Unconventional topological phase transition in two-dimensional systems with space-time inversion symmetry

TL;DR

This paper reveals an unconventional topological phase transition in 2D systems with space-time inversion symmetry, mediated by a stable Weyl semimetal phase, contrasting with traditional transitions in time-reversal invariant systems.

Contribution

It introduces a novel topological phase transition mechanism involving Weyl semimetals in 2D systems with space-time inversion symmetry, supported by theoretical and material examples.

Findings

Weyl points are stabilized by space-time inversion symmetry.

Topological invariant changes via Weyl point pair-creation/annihilation.

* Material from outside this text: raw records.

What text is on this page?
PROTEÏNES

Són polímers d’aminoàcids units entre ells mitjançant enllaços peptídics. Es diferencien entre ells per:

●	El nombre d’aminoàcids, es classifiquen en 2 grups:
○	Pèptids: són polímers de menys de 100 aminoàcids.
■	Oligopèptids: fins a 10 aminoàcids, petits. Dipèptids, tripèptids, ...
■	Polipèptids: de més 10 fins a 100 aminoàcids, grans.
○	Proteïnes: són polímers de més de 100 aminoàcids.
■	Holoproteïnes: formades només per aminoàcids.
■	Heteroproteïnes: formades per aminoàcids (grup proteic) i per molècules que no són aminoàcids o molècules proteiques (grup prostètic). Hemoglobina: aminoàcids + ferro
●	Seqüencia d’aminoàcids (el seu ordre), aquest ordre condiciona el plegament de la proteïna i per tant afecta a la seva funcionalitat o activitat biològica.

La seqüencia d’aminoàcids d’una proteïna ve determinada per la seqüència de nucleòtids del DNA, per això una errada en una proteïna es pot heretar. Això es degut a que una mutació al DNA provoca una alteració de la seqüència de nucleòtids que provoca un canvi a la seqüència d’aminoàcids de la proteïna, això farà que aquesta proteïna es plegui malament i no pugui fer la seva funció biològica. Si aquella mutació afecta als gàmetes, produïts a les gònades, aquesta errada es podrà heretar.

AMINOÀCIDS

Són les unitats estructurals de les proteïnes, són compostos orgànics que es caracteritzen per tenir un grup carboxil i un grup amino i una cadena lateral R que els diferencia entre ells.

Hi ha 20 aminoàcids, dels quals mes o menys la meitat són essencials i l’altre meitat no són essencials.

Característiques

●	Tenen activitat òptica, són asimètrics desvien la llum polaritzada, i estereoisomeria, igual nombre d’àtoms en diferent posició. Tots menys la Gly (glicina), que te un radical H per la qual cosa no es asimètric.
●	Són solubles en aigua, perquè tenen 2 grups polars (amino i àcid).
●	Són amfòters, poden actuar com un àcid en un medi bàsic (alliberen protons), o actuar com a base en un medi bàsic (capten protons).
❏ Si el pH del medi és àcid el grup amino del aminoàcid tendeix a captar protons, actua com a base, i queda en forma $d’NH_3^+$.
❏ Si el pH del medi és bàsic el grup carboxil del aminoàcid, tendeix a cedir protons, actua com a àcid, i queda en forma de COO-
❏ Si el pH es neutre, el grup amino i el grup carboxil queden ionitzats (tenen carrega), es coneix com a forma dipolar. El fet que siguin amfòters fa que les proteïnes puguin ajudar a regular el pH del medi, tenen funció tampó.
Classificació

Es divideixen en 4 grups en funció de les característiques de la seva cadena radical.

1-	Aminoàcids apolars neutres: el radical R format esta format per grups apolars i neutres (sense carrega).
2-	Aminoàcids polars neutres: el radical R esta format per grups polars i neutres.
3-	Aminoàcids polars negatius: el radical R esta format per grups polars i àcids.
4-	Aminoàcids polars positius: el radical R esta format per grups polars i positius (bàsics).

HgTe/CdTe quantum wells exhibit this transition within specific thickness ranges.

Abstract

We study a topological phase transition between a normal insulator and a quantum spin Hall insulator in two-dimensional (2D) systems with time-reversal and two-fold rotation symmetries. Contrary to the case of ordinary time-reversal invariant systems where a direct transition between two insulators is generally predicted, we find that the topological phase transition in systems with an additional two-fold rotation symmetry is mediated by an emergent stable two-dimensional Weyl semimetal phase between two insulators. Here the central role is played by the so-called space-time inversion symmetry, the combination of time-reversal and two-fold rotation symmetries, which guarantees the quantization of the Berry phase around a 2D Weyl point even in the presence of strong spin-orbit coupling. Pair-creation/pair-annihilation of Weyl points accompanying partner exchange between different pairs induces a jump of a 2D $Z_{2}$ topological invariant leading to a topological phase transition. According to our theory, the topological phase transition in HgTe/CdTe quantum well structure is mediated by a stable 2D Weyl semimetal phase since the quantum well, lacking inversion symmetry intrinsically, has two-fold rotation about the growth direction. Namely, the HgTe/CdTe quantum well can show 2D Weyl semimetallic behavior within a small but finite interval in the thickness of HgTe layers between a normal insulator and a quantum spin Hall insulator. We also propose that few-layer black phosphorus under perpendicular electric field is another candidate system to observe the unconventional topological phase transition mechanism accompanied by emerging 2D Weyl semimetal phase protected by space-time inversion symmetry.